Today the base is being moved from Robert's studio, to the Waterfront Park in Gardiner. Since the Rising sculpture has been built on top of the base, it has to be carefully lifted off the base and then the base removed from under it. To accomplish this process without harming the sculpture, Robert and his crew have done some careful planning.

First, straps are attached to the Rising sculpture at several points to try to keep it balanced when it is lifted.

The crane lowers it's hook into position.

Robert attaches the straps to the crane hook.

The bolts are loosened that hold the sculpture to the base, and then the crane lifts the 1,000 pound sculpture slowly and carefully.

Robert and Andrew attach a wooden framework to the base of the sculpture to keep it straight and give it something to sit on once the base is removed.

The crane lifts the sculpture even higher, and it moves slightly from side to side. Everyone is holding their breath.

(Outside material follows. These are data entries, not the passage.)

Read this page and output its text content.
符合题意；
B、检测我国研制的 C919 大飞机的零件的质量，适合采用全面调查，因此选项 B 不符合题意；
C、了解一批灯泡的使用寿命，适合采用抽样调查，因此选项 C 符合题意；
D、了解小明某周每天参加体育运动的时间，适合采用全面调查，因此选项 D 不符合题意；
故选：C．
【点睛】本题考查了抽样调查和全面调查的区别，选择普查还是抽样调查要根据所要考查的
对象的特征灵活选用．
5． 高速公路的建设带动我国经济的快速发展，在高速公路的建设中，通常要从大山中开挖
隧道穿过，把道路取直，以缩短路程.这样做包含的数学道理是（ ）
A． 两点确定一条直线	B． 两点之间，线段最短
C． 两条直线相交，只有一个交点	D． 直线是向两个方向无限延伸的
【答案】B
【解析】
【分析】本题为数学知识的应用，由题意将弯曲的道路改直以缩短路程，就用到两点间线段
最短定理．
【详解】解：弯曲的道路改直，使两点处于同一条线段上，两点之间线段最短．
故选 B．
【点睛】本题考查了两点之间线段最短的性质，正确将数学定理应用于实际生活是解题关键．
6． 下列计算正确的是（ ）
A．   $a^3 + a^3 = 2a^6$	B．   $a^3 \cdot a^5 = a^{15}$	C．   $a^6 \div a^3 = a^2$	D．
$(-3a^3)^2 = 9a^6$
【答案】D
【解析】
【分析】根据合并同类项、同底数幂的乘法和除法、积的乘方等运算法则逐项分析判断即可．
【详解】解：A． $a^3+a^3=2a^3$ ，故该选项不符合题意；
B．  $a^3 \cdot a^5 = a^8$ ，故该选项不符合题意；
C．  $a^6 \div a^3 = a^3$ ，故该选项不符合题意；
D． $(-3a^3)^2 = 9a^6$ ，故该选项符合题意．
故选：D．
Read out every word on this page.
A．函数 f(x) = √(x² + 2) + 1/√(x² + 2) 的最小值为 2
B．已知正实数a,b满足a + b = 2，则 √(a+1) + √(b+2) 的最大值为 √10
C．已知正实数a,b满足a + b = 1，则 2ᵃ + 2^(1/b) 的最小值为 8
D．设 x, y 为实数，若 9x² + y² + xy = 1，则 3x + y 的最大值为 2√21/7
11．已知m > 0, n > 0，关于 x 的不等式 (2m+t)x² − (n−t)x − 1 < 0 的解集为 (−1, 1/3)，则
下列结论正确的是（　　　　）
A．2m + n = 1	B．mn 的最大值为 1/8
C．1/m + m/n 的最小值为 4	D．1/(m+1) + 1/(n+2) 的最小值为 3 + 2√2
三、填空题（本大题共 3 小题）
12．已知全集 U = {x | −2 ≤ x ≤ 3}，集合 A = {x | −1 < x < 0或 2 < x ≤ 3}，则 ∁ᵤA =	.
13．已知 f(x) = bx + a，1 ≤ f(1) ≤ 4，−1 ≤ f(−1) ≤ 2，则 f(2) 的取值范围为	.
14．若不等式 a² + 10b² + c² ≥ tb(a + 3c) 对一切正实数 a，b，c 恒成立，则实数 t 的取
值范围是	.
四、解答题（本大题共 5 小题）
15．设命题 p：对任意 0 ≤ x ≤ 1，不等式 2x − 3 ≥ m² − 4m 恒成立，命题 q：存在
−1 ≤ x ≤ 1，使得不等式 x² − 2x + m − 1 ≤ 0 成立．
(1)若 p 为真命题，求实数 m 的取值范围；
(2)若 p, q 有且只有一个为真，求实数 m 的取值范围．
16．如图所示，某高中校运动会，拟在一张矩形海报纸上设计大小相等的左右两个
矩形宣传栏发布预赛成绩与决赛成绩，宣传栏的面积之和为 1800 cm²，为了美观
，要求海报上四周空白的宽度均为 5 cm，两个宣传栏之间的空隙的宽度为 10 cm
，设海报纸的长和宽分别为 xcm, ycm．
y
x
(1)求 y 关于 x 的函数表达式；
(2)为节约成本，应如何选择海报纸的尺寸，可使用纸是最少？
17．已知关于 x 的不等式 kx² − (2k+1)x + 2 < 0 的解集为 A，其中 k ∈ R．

The fork lift comes in to pick up the three ton base, and the sculpture has to be moved even higher.


This photo is taken from underneath the sculpture as it gently swings from the crane hook.

Now the base is transported to the Waterfront park sight, where it will be permanently installed, the electrical will be connected for the lighting, and it will be filled with concrete. The sculpture will stay at the studio for more finishing work.

Tuesday, September 21, 2010

Welding, Grinding, Polishing, Welding

All nine individual forms that make up the sculpture have been plasma cut, glued, welded, ground and polished. The process was very much like making nine individual sculptures. Combined, they represent a football field length of welding, and twice that of grinding and polishing. The surface of each has been worked with abrasives, starting with aggressive ones to remove the weld slag, and gradually moving to finer and finer abrasives until the entire surface of each has a uniform, glowing satin finish. It is painstaking, labor intensive work, and Rob is incredibly grateful to his friend Andrew Wilson for volunteering many of his hours to help with the polishing process. Two of the completed forms are shown here on the studio floor:

Scaffolding has been set up around the sculptural base, and Rob is welding the individual pieces together. The cooler fall air and lower humidity makes for a much nicer outdoor work environment.

One can begin to get a feeling for the scale of the sculpture. Rob is on schedule to have the welding done by the end of this week, so the sculpture can be removed from the base, and the base transported to the Gardiner Waterfront Park to be wired for lighting and filled with concrete.

After the base is removed, Rob will work on the sculpture at his studio, to remove any excess welding material that is visible, and re-polish around each welded joining point. The photograph below shows the sculpture with six forms assembled, leaving only three more to go.